Une dizaine de personnes ont été hospitalisées en Seine-Saint-Denis, ces dernières semaines, suite à une prise de cocaïne frelatée. La plupart sont pourtant des consommateurs chroniques, mais la particularité de la cocaïne utilisée tient à ce qu'elle était coupée avec de la scopolamine. Ce puissant traitement atropinique, utilisé le plus souvent en soins palliatifs, peut entraîner de graves complications en cas d’intoxication aiguë. Un effet atropinique expliquerait les symptômes présentés par cette dizaine de consommateurs : agitation, hallucinations, mydriase bilatérale réactive, hypertension artérielle, tachycardie, vomissements… Des tableaux cliniques complexes, mais dont l’intensité a conduit les médecins à tirer la sonnette d’alarme.

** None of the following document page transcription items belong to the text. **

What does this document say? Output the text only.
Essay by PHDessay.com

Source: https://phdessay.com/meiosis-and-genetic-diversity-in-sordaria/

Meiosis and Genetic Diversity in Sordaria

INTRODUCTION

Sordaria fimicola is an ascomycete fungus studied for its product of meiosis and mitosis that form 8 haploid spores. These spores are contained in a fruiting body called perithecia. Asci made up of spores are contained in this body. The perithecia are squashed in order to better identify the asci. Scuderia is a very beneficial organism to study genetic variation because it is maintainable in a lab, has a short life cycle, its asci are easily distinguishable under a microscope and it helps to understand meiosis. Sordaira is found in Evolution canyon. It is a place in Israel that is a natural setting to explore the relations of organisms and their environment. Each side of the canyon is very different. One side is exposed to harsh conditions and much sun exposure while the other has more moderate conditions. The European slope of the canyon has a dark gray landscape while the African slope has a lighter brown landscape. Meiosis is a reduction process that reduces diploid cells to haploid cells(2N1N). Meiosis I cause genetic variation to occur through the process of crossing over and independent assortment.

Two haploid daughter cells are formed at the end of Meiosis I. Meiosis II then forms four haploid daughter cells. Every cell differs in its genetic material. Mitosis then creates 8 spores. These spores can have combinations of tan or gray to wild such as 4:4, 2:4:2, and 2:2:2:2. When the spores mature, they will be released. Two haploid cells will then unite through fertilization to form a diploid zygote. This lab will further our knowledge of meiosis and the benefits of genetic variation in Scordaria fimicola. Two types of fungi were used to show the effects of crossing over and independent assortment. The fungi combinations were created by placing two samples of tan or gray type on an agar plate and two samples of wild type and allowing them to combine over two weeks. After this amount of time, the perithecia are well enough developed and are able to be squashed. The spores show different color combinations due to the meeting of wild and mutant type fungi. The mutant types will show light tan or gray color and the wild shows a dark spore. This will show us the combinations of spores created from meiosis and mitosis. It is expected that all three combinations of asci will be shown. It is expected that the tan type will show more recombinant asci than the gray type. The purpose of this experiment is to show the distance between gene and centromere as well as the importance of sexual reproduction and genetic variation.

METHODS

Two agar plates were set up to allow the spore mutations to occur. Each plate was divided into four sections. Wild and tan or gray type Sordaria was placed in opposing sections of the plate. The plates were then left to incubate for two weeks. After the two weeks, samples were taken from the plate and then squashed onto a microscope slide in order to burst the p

Pour le Dr Anne Batisse du Centre d’évaluation et d’information sur la pharmaco-dépendance d’île de France (CEIP), « cela montre l’importance de la notification par les professionnels ». De fait, l'alerte a permis de lancer les investigations : « Des analyses ont été réalisées, à partir de prélèvements sanguins, mais également sur des restes de poudre, permettant d’identifier la scopolamine ».

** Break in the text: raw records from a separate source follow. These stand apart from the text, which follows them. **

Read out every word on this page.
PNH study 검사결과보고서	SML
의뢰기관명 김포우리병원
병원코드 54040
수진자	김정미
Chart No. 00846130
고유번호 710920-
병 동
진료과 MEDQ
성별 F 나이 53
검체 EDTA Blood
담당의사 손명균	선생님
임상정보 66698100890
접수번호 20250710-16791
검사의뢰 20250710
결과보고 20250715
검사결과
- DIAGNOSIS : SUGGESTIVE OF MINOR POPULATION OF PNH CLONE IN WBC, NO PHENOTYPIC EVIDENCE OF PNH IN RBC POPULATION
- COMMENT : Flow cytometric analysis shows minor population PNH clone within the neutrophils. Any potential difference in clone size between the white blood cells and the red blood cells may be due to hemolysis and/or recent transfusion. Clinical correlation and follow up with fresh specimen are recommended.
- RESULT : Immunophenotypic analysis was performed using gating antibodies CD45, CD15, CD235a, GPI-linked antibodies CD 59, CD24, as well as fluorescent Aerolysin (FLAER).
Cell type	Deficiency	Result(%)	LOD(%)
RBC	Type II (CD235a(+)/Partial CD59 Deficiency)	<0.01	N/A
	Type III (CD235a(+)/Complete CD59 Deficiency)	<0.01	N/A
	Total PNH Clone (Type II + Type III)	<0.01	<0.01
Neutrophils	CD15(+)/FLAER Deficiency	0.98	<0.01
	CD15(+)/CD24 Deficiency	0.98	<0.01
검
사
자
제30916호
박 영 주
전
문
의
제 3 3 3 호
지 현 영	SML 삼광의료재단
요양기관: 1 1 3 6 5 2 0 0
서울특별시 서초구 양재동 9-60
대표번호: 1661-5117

Cocaïne et scopolamine, un cocktail toxique
La cocaïne, consommée le plus souvent par voie nasale, est toujours associée à des produits de coupe. Parmi ceux-ci, on retrouve régulièrement le Levamisole, un antiparasitaire et l’Hydroxyzine, un anti histaminique. Cette fois-ci, la scopolamine a également été détectée. Le CEIP a analysé ces produits. « Les échantillons recèlent 23 % de cocaïne, un taux inférieur à celui qu’on détecte habituellement, plus proche de 50 %, rapporte le Dr Batisse. La scopolamine est, elle, présente en quantité importante pour un produit de coupe, à hauteur de 15 %. » Cette proportion élevée pourrait expliquer les intoxications survenues depuis début juillet. « C’est la première fois qu’on retrouve de la scopolamine, même si des atropiniques ont déjà été utilisés il y a quelques années », souligne la spécialiste.

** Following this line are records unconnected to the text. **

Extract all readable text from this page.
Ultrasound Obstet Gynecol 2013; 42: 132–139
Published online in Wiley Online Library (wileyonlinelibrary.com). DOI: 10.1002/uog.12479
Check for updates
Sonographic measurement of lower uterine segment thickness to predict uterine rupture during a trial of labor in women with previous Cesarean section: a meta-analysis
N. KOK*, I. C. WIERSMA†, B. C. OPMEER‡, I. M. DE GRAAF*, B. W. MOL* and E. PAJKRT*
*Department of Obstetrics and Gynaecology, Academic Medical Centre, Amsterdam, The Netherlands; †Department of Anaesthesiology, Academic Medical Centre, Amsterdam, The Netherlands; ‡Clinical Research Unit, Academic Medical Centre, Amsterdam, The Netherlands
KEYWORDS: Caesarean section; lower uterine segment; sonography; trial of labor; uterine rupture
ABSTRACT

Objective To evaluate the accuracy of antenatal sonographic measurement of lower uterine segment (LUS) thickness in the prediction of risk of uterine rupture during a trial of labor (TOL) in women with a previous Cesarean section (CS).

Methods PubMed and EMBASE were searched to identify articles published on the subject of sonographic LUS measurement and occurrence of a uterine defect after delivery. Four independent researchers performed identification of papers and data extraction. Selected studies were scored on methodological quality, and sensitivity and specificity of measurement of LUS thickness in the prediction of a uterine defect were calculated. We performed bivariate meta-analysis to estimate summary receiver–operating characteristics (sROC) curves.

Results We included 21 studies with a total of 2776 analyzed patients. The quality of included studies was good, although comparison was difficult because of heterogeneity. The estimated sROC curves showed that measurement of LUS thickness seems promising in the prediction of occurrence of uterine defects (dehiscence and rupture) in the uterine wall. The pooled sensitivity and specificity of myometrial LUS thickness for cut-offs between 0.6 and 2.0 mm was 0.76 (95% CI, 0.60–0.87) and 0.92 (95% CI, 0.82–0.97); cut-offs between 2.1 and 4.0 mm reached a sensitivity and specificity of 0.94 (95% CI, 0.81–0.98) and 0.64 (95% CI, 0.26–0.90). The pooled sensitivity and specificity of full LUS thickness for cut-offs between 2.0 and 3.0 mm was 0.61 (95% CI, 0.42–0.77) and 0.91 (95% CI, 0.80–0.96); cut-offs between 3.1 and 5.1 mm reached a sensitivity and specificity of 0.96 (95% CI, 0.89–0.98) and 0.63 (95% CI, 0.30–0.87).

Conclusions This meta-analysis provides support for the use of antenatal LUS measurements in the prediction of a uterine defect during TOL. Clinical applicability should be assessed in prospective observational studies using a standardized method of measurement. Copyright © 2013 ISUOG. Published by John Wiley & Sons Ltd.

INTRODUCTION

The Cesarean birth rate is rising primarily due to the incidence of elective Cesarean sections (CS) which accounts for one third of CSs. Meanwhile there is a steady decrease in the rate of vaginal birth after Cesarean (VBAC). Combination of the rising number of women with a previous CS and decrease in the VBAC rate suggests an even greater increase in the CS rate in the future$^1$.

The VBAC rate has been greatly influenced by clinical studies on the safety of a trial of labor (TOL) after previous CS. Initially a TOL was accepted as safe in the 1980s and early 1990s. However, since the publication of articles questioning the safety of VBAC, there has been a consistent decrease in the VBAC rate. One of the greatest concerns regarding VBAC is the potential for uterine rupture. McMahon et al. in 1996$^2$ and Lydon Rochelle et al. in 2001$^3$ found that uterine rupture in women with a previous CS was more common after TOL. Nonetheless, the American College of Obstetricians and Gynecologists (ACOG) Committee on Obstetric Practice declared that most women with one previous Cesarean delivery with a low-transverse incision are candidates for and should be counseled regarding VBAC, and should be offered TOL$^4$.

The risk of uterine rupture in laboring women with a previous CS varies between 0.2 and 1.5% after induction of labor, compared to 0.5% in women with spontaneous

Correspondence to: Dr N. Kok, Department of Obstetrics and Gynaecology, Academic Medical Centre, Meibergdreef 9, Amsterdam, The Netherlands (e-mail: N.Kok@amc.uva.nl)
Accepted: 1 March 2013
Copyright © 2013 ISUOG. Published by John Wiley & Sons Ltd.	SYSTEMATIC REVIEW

Pour le Dr Laurent Karila, psychiatre-addictologue et porte-parole de SOS Addictions : « La scopolamine et la cocaïne sont des analogues chimiques, la scopolamine potentialise l’effet psychostimulant de la cocaïne, et peut aussi aggraver ses effets toxiques. »
Le rôle majeur des CEIP
Suite aux alertes émises par l’Agence régionale de santé Ile-de-France les 8 et 12 juillet dernier, le ministère de la Santé devrait à son tour communiquer sur le sujet. L’occasion peut-être de rappeler l’importance des CEIP pour le recueil de ces informations, qui d’après le Dr Batisse, ont permis d’identifier « des clusters chronologiques et géographiques ». Avec l’arrivée de nouveaux produits de coupe, mais également de nouveaux produits de synthèse aux effets inconnus, ces outils d’alerte se révèlent être indispensables pour la prévention des intoxications chez les usagers de drogues.